Contextually speaking, the Saliera was commissioned by Francois I of France in the early 1540s, in order to promote the luxury of the French court to rivals across Europe. From his time in Italy, due to pursuing his claims to the duchy of Milan, Francois was ‘convinced of the supremacy of Italian art,’ and, for the majority of his reign, he pursued notable Italian artists, such as da Vinci and Michelangelo, in order to expand his patronage, and also to spur a Renaissance in French art and culture. As well as this, Francois, engaged in an almost permanent period of war with Charles V, expanded his front onto patronage too, prompting an increase in commissions towards the end of his reign, and this was when Francois commissioned Cellini to create the Saliera. 

Looking into the iconography of the Salt Cellar, Cellini has, very interestingly, mixed many aspects of Renaissance thought and ideology together. Firstly, this idea of ad fontes, and the influence of not only classical art, but also Roman mythology, is present within the piece. The two main figures on display are Neptune, God of the Oceans, and Tellus, the Roman personification of the Earth. In most areas of the Roman Empire, she commonly was not viewed as a Goddess, and instead remained a personification, both of the Earth, and the four elements. Throughout the Renaissance period, mythology was a popular feature of art, and many artists mixed both mythological stories and Biblical stories together; creating a sort of symbiosis of old and new cultures. Cellini, arguably, does this here, however, instead of portraying a story, he instead pushes an allegory of Francois I’s God given right to rule. Francois is depicted through the emblems of the House of Valois.
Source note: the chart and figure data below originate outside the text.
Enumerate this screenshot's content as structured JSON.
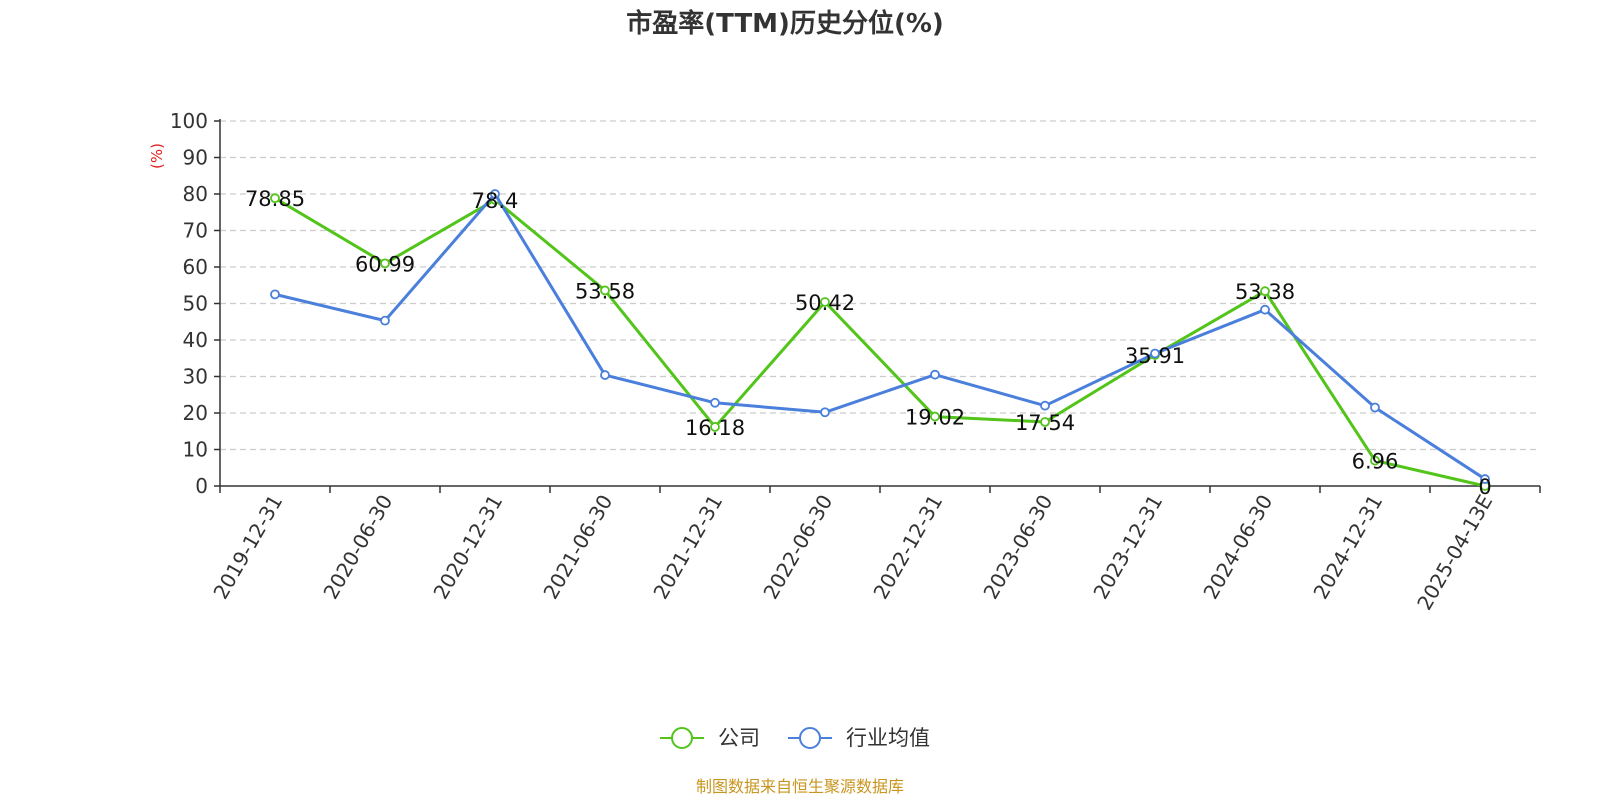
{
  "title": "市盈率(TTM)历史分位(%)",
  "source": "制图数据来自恒生聚源数据库",
  "colors": {
    "company": "#52c41a",
    "industry": "#4a7fdc",
    "grid": "#cccccc",
    "unit": "#e02020",
    "source": "#c8961e"
  },
  "chart_data": {
    "type": "line",
    "title": "市盈率(TTM)历史分位(%)",
    "ylabel": "(%)",
    "ylim": [
      0,
      100
    ],
    "yticks": [
      "0",
      "10",
      "20",
      "30",
      "40",
      "50",
      "60",
      "70",
      "80",
      "90",
      "100"
    ],
    "grid": true,
    "legend_position": "bottom-center",
    "categories": [
      "2019-12-31",
      "2020-06-30",
      "2020-12-31",
      "2021-06-30",
      "2021-12-31",
      "2022-06-30",
      "2022-12-31",
      "2023-06-30",
      "2023-12-31",
      "2024-06-30",
      "2024-12-31",
      "2025-04-13E"
    ],
    "series": [
      {
        "name": "公司",
        "values": [
          78.85,
          60.99,
          78.4,
          53.58,
          16.18,
          50.42,
          19.02,
          17.54,
          35.91,
          53.38,
          6.96,
          0
        ],
        "labels": [
          "78.85",
          "60.99",
          "78.4",
          "53.58",
          "16.18",
          "50.42",
          "19.02",
          "17.54",
          "35.91",
          "53.38",
          "6.96",
          "0"
        ],
        "show_labels": true
      },
      {
        "name": "行业均值",
        "values": [
          52.5,
          45.3,
          80.0,
          30.4,
          22.8,
          20.2,
          30.5,
          22.0,
          36.3,
          48.3,
          21.5,
          1.9
        ],
        "show_labels": false
      }
    ]
  }
}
Within this piece, Francois is asserting his power, both through the symbology of the Saliera, and through the wealth shown in its construction. 

Cellini’s piece is an almost perfect example of High Renaissance construction and art, displaying notable features of ad fontes, and skilful technique, as well as being evidence towards how the patronage system of the sixteenth century functioned. 







Bibliography

  • Cellini, Benevenuto.  'Salt Cellar [Saliera] (1543)', enamelled gold sculpture, Kunsthistorisches Museum, Vienna. 



  • Feeney, Dennis. "Interpreting Sacrificial Ritual in Roman Poetry: Disciplines and their Models." Rituals in Ink: A Conference on Religion and Literary Production in Ancient Rome 56, no.2 (February 2002): 12. 


  • Janson, Horst Woldemar, and Anthony F. Janson. History of Art: The Western Tradition. United States: Pearson/Prentice-Hall, 2004.